I’ve done it. All jokes aside about cancelling my gym membership, I’ve actually gone and cancelled my gym membership.
I have concluded that the gym is good for neither my bank balance or my health.
I do not need a gym full of sweaty people to encourage me to lift things, and whilst I will really miss the infinity pool, with the money I’ll be saving, I might even be able to afford the water rates in my own flat.
When I moved to Edinburgh I went on a ‘tour’ of gyms. One entirely hideous experience saw me visit ‘Curves Gym’ with absolutely no idea what I was letting myself in for. For those who are equally unaware, Curves is really more of a weight management club than a gym. And thus, ‘centre manager’ Claire – who appeared to require a fair amount of weight management herself – grunted incoherently at me while taking my measurements, before announcing that Curves could definitely do something about my ‘back fat’ and enquiring if my family and friends were supportive of my weight loss journey.
Great. I’d walked into the gym thinking I was pretty much ok, and was walking out a broken (back fat sporting) woman.

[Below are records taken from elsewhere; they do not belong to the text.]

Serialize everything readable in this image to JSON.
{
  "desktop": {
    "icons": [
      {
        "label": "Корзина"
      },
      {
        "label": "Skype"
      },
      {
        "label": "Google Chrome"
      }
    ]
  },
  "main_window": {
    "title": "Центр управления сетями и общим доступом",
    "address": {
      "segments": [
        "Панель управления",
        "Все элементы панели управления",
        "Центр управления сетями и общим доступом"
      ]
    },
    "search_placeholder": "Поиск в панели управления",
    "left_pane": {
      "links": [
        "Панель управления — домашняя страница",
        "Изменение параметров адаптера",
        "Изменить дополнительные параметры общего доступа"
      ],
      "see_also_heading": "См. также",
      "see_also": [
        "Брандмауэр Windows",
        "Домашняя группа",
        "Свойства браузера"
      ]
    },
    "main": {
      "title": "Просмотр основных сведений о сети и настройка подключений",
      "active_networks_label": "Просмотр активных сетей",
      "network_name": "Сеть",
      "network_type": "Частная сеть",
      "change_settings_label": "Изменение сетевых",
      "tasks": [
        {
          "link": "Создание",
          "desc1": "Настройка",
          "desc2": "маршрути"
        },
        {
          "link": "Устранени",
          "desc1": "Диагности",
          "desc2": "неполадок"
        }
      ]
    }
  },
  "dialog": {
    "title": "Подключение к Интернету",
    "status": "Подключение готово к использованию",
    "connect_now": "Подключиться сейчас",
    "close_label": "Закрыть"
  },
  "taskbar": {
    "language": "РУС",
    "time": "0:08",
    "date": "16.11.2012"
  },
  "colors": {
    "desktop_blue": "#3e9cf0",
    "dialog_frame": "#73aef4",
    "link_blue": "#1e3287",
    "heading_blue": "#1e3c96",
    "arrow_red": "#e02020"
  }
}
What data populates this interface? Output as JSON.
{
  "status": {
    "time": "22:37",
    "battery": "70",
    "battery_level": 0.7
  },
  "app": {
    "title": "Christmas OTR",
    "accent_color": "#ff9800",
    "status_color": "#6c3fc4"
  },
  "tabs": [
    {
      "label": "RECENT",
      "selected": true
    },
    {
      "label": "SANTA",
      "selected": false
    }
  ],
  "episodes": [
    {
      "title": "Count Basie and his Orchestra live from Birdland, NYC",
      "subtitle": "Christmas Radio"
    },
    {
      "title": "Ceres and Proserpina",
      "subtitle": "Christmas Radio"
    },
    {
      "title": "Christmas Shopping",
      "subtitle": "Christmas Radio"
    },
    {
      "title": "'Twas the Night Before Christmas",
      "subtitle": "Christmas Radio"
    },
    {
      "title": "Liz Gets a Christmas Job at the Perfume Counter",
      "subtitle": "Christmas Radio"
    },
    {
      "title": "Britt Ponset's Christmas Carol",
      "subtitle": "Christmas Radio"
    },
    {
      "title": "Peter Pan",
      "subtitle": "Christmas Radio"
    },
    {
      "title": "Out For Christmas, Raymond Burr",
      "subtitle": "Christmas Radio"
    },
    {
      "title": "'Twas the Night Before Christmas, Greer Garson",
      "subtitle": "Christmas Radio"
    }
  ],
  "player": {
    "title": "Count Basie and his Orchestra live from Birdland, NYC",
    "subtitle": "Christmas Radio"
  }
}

I told you gyms were bad for my health.
Of course I’ve done the only sensible thing in light of my gym cancellation: I’ve ordered a Cross Trainer for the flat. Yes I will use it. No it will not become a clothes rail.
The Boyfriend has promised that he will assemble it for me. Please don’t think I am not able, it’s just that I once spent an entire weekend assembling Ikea flat-pack furniture and I’m worried that the flash-backs alone might finish me off.
So my cross trainer will be delivered on Thursday ready for a spot of resistance training. Let’s see what we can do about that back fat, eh.